Note that I've checked -- top of tree and r200067 behave exactly the same. The change is only in the patch committed with r200067.

Comment 1 Chandler Carruth 2014-02-10 04:40:51 PST

Created attachment 12037 [details]
Narrower test case

Ok, I've reduced the steps to reproduce significantly:

% opt -S < loop_unroll.reduced.ll -debug-pass=Arguments -tbaa -basicaa -globalsmodref-aa -domtree -loops -loop-simplify -licm -memdep -dse | llc -O3 -o loop_unroll.s
% clang -lm -o loop_unroll loop_unroll.s

With the 'opt' binary before r200067 this will successfully eliminate all the stores but the last to %result in _ZN15loop_inner_bodyILi13EiE7do_workERiPKii, but will fail to with top-of-tree. Running this program will stall 50% of its cycles with top of tree as consequence.


The problem appears to be some combination of globalsmodref-aa, licm, and dse.
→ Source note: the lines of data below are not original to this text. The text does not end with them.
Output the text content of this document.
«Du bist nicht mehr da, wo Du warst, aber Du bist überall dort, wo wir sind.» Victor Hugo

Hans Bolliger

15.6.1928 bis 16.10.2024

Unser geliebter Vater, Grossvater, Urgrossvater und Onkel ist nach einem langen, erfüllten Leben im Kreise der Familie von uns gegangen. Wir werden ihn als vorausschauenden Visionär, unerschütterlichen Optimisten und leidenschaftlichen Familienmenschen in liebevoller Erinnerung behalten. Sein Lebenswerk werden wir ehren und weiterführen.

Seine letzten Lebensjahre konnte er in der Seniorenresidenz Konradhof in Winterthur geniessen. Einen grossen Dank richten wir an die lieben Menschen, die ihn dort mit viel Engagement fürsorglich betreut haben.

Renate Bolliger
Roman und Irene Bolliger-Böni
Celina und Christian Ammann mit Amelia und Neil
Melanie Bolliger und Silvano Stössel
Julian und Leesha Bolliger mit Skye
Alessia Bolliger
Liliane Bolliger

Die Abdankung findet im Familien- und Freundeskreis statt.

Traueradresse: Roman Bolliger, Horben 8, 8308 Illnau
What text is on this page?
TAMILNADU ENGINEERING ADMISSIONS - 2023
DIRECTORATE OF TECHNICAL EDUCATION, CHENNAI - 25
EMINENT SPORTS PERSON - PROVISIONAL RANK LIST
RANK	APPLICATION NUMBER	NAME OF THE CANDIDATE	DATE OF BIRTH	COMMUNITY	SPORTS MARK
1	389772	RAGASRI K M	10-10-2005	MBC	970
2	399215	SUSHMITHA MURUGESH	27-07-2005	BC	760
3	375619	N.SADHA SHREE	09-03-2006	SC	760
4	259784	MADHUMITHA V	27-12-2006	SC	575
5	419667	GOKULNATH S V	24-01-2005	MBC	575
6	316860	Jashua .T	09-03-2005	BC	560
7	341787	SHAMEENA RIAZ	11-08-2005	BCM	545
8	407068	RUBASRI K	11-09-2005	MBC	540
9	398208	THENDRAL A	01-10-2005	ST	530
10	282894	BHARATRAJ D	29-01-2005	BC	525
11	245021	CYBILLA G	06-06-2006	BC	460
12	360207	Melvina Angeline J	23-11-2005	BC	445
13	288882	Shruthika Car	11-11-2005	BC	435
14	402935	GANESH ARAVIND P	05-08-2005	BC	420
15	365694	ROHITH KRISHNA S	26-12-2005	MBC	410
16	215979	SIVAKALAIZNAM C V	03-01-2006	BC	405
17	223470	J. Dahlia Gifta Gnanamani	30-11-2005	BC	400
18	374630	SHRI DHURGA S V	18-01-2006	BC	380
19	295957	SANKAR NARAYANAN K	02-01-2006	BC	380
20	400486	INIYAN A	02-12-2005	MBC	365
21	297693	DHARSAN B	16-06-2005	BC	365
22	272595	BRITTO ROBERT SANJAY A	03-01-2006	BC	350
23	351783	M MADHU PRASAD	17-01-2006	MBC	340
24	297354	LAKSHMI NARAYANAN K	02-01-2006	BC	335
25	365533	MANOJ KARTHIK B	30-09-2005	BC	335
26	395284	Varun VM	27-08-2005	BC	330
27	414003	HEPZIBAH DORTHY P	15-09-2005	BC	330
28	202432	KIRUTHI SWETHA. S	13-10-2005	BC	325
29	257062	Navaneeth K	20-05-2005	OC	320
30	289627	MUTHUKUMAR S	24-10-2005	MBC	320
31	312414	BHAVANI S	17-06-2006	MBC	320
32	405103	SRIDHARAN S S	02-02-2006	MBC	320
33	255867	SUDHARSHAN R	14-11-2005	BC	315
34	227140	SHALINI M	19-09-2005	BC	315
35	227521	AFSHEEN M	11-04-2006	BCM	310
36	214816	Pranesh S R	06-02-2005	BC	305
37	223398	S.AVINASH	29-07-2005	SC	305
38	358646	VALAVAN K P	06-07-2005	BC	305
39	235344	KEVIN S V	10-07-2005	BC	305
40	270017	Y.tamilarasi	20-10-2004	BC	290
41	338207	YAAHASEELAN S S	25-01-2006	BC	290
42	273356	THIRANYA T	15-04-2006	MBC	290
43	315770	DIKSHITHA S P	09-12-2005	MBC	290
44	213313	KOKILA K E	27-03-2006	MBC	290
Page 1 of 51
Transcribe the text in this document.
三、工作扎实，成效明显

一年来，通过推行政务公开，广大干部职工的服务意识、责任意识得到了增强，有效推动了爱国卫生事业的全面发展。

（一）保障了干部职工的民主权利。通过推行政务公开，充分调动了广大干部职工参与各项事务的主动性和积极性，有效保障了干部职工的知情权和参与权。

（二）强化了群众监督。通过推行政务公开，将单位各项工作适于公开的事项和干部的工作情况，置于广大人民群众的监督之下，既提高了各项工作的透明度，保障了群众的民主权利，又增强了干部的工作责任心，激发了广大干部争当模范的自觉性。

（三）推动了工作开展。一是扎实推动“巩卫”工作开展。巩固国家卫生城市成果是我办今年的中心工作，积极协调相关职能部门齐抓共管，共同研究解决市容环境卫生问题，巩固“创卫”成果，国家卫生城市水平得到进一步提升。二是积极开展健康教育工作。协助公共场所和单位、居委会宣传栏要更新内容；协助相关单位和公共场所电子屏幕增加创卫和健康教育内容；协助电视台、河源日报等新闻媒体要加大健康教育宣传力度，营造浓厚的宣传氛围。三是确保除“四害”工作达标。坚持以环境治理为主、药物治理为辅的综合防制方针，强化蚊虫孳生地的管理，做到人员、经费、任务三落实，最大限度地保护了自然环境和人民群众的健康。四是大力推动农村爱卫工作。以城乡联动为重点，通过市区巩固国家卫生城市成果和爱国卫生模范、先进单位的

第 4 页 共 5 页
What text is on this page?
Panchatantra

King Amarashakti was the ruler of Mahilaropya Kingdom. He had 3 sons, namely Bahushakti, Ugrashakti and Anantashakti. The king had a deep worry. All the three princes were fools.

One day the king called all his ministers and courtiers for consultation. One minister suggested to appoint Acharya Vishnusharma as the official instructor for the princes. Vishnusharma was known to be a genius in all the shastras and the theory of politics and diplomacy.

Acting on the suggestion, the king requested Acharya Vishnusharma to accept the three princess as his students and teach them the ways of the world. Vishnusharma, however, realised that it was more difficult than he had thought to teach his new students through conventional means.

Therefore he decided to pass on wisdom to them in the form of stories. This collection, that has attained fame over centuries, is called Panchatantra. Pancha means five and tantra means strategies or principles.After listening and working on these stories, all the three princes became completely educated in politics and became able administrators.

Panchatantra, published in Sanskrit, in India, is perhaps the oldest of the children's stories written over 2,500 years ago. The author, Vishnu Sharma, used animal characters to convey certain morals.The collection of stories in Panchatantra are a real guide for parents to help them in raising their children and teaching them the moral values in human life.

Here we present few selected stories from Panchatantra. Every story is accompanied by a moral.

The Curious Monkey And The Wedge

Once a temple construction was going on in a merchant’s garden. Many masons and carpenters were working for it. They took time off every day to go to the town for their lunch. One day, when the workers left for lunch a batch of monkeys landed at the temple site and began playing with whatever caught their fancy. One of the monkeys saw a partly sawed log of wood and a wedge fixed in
The obvious answer is that globalsmodref-aa becomes significantly weaker with the more aggressive LICM transformation. That much is clear from the analysis, but I've not yet even looked at the implementation of globalsmodref-aa to figure out *why* or why we can't fix this some other way.

Comment 2 Chandler Carruth 2014-02-10 12:05:03 PST

I have this diagnosed fully and am working on a fix... =[ The root cause is rather horrid.

Comment 3 Chandler Carruth 2014-02-10 16:39:27 PST

This should be fixed in r201104. There may be more demons lurking like this, but new PRs for them.